Starting with the premise that “Judges start with an instinctive view and work backwards to justify it”, Jonathan made some practical suggestions for skeleton arguments and oral advocacy. Here are five out of a much longer list that will be at the forefront of my mind when I appear in the Court of Appeal:

  • The first paragraph of a skeleton should grab the judge with an interesting legal principle or interesting facts. It should not begin
    “this is the hearing of …..”.
  • “Bad points drive out good points”. List your points in order of merit and briefly set out your position on them.
  • Make it as pithy as possible. Use unusual turns of phrase.
  • Forget your skeleton once the hearing begins – do not make your oral presentation a mere commentary on your skeleton, but say
    things freshly so the judge listens to you rather than reads.
  • Add historical or social context to make what you say more interesting. The evening ended with questions to JS from the floor.

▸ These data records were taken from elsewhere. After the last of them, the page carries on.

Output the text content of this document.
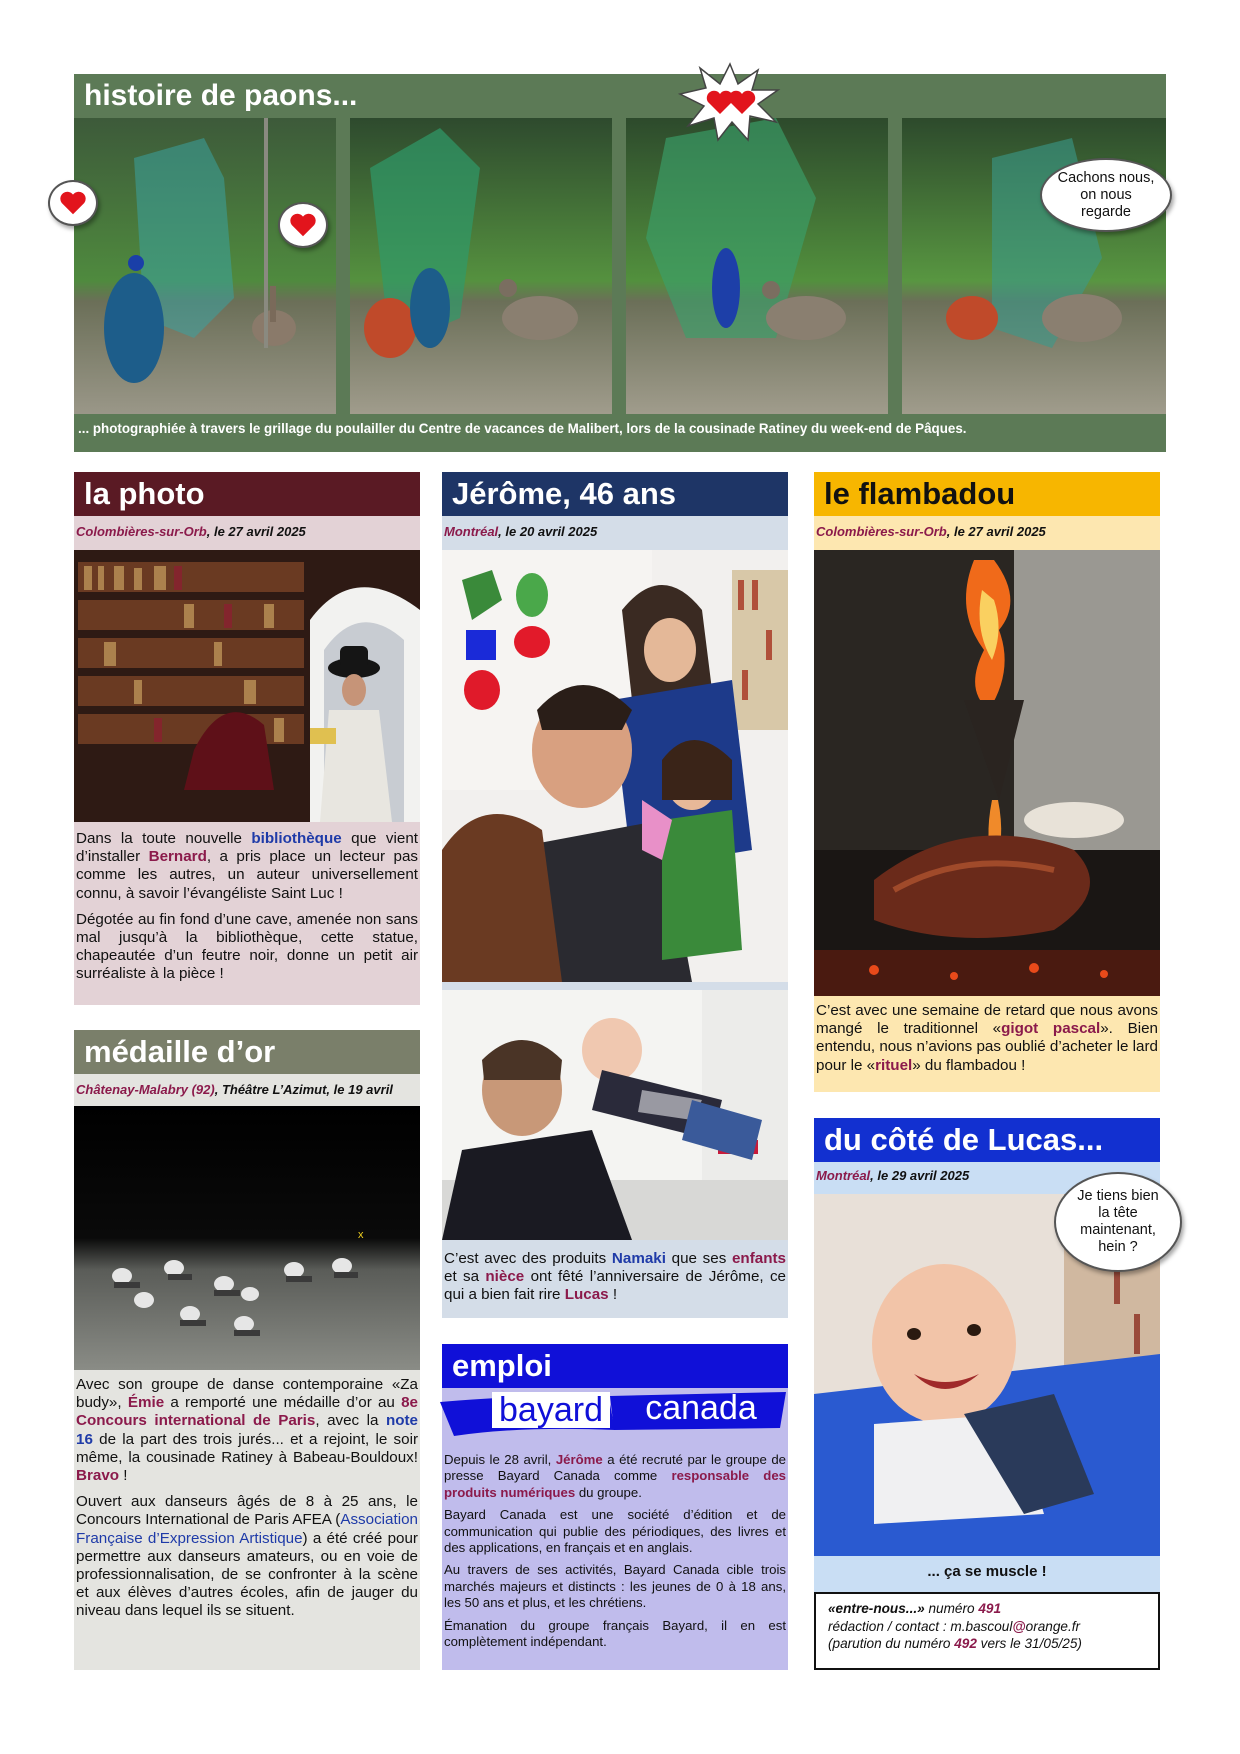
histoire de paons...
Cachons nous, on nous regarde
... photographiée à travers le grillage du poulailler du Centre de vacances de Malibert, lors de la cousinade Ratiney du week-end de Pâques.
la photo
Colombières-sur-Orb, le 27 avril 2025

Dans la toute nouvelle bibliothèque que vient d’installer Bernard, a pris place un lecteur pas comme les autres, un auteur universellement connu, à savoir l’évangéliste Saint Luc !

Dégotée au fin fond d’une cave, amenée non sans mal jusqu’à la bibliothèque, cette statue, chapeautée d’un feutre noir, donne un petit air surréaliste à la pièce !

médaille d’or
Châtenay-Malabry (92), Théâtre L’Azimut, le 19 avril
x

Avec son groupe de danse contemporaine «Za budy», Émie a remporté une médaille d’or au 8e Concours international de Paris, avec la note 16 de la part des trois jurés... et a rejoint, le soir même, la cousinade Ratiney à Babeau-Bouldoux! Bravo !

Ouvert aux danseurs âgés de 8 à 25 ans, le Concours International de Paris AFEA (Association Française d’Expression Artistique) a été créé pour permettre aux danseurs amateurs, ou en voie de professionnalisation, de se confronter à la scène et aux élèves d’autres écoles, afin de jauger du niveau dans lequel ils se situent.

Jérôme, 46 ans
Montréal, le 20 avril 2025

C’est avec des produits Namaki que ses enfants et sa nièce ont fêté l’anniversaire de Jérôme, ce qui a bien fait rire Lucas !

emploi
bayard	canada

Depuis le 28 avril, Jérôme a été recruté par le groupe de presse Bayard Canada comme responsable des produits numériques du groupe.

Bayard Canada est une société d’édition et de communication qui publie des périodiques, des livres et des applications, en français et en anglais.

Au travers de ses activités, Bayard Canada cible trois marchés majeurs et distincts : les jeunes de 0 à 18 ans, les 50 ans et plus, et les chrétiens.

Émanation du groupe français Bayard, il en est complètement indépendant.

le flambadou
Colombières-sur-Orb, le 27 avril 2025

C’est avec une semaine de retard que nous avons mangé le traditionnel «gigot pascal». Bien entendu, nous n’avions pas oublié d’acheter le lard pour le «rituel» du flambadou !

du côté de Lucas...
Montréal, le 29 avril 2025
Je tiens bien la tête maintenant, hein ?
... ça se muscle !
«entre-nous...» numéro 491
rédaction / contact : m.bascoul@orange.fr
(parution du numéro 492 vers le 31/05/25)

Perhaps the best question was “What can you do about the difficult judge?”. To this JS said “You can’t force him to listen, you can only hope he makes a real mess of the judgment. It is good to lose as comprehensively and unfairly as possible to make it easier in the Court of Appeal”. Alas, that such this excellent advice should be of such small comfort in civil work – with permission to appeal nearly always required, the judge rarely giving it and the costs of seeking permission from the Court of Appeal so high, the difficult judge may well escape his come-uppance.